The filmmakers manage to generate considerable suspense in telling the tale, especially given that we know the outcome (Secretariat wouldn’t be famous if he hadn’t prevailed). The actual races are photographed and edited for maximum impact, so that we feel ourselves in the midst of the speeding horses and can’t help but be awed by the animals’ athleticism.

Lane makes a swell, steely patrician, forceful when she needs to be yet open to hurt and loneliness. Lauren is written as a little more eccentric than is credible within the mood set here, but Malkovich is entertaining and has moments of unexpected gentleness. Margo Martindale, as Penny’s right-hand woman, and Nelsan Ellis (Lafayette on TRUE BLOOD), as Big Red’s groom, are both superb, filling up the movie’s margins with color and warmth.

However, SECRETARIAT has a certain disconnect.

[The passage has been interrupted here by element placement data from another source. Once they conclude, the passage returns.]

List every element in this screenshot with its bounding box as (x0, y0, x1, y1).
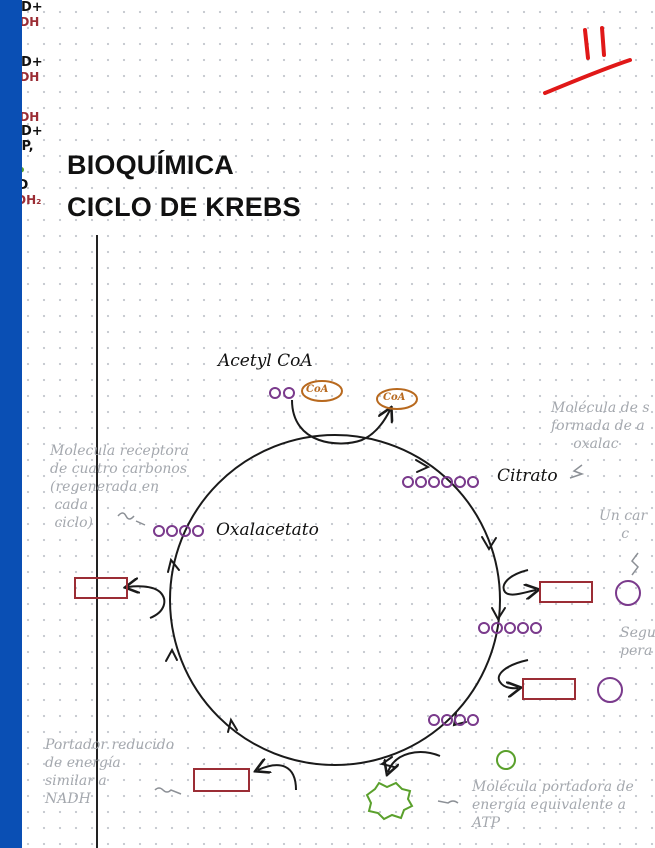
fadh-note: Portador reducido de energía similar a N… (45, 737, 175, 807)
fadh-pointer (154, 787, 182, 795)
cycle-circle (169, 434, 501, 766)
gtp-arrow (388, 751, 441, 772)
fadh2-arrow (258, 765, 297, 791)
carbon-note: Un car c (599, 508, 648, 542)
oxalacetato-molecule (153, 525, 204, 537)
fadh2-box (193, 768, 250, 792)
nadh2-arrow (497, 659, 529, 688)
citrato-molecule (402, 476, 479, 488)
second-note: Segu pera (620, 625, 655, 659)
citrato-label: Citrato (497, 466, 558, 486)
page-title: BIOQUÍMICA (67, 150, 234, 180)
co2-2-circle (597, 677, 623, 703)
acetyl-coa-label: Acetyl CoA (218, 351, 313, 371)
coa-label: CoA (306, 384, 329, 395)
citrato-note: Molécula de s formada de a oxalac (551, 400, 650, 452)
acetyl-coa-molecule (269, 380, 343, 402)
receptor-note: Molecula receptora de cuatro carbonos (r… (50, 443, 189, 531)
page-subtitle: CICLO DE KREBS (67, 192, 301, 222)
margin-line (96, 235, 98, 848)
carbon-pointer (631, 552, 639, 576)
nadh1-box (539, 581, 593, 603)
coa-release-arrow (291, 399, 390, 445)
gtp-burst-icon (365, 781, 414, 821)
nadh-left-box (74, 577, 128, 599)
nadh1-arrow (502, 569, 536, 595)
binder-edge (0, 0, 22, 848)
receptor-pointer (117, 512, 146, 526)
gtp-note: Molécula portadora de energía equivalent… (472, 779, 634, 831)
succinyl-molecule (428, 714, 479, 726)
nadh2-box (522, 678, 576, 700)
oxalacetato-label: Oxalacetato (216, 520, 319, 540)
red-scribble-icon (543, 26, 632, 95)
co2-1-circle (615, 580, 641, 606)
nadh-left-arrow (128, 586, 166, 619)
gtp-pointer (437, 800, 459, 804)
citrato-pointer (569, 464, 585, 479)
coa-released-molecule (376, 388, 418, 410)
pi-circle (496, 750, 516, 770)
ketoglutarate-molecule (478, 622, 542, 634)
coa-released-label: CoA (383, 392, 406, 403)
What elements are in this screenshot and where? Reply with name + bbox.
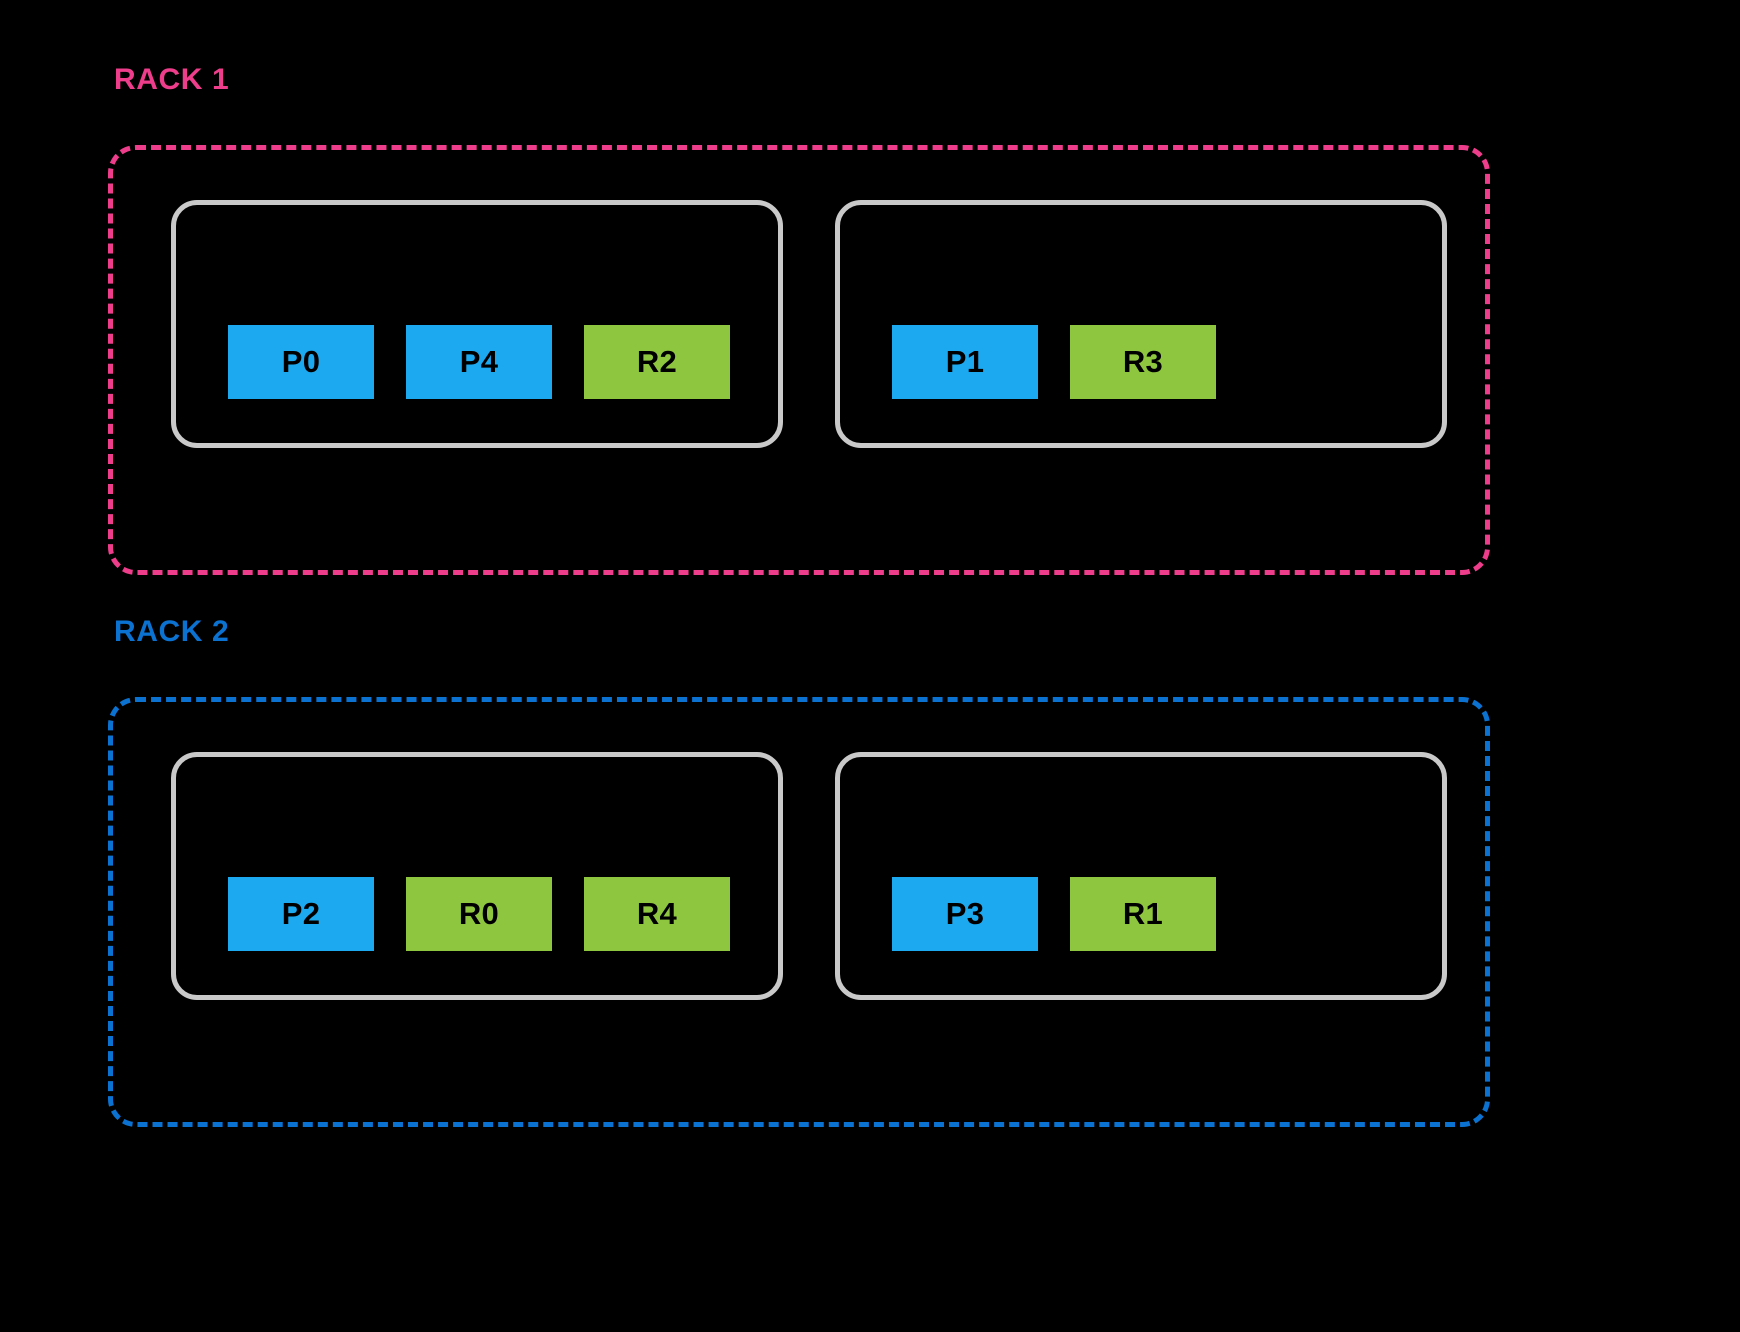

We can respect Penny for standing up for herself, but she’s not trying to break ground for anyone else, and she’s got too much money and social standing to ever be seriously oppressed or even seriously insulted. Despite the extent to which she (and the film) protest her financial difficulties, it seems pretty clear that she can go back to a comfortable life should this venture fail and the horses at the farm will simply go to different owners.

This leads to the movie’s other, bigger problem – not only the publicity but the filmmakers are trying to sell this as one of those classic Disney love stories between human and animal. Well, Penny is proud of Big Red and talks to him and feels close to him, but she’s also willing to risk his health and life on the track and the epilogue notes that he wound up on a different farm, while Penny went back to Colorado. This is a woman proud of a commodity, not someone who feels she is in the presence of an equal who is simply of a different species – and the latter is at the heart of all good boy-and-his-dog, girl-and-her-horse even man-and-his-car movies.

If you like horseracing, SECRETARIAT is breathtaking. If you want to see a movie about a woman who loves her horse, or who is literally (as opposed to figuratively) risking everything for either a conviction or for any kind of altruistic goal, this isn’t it.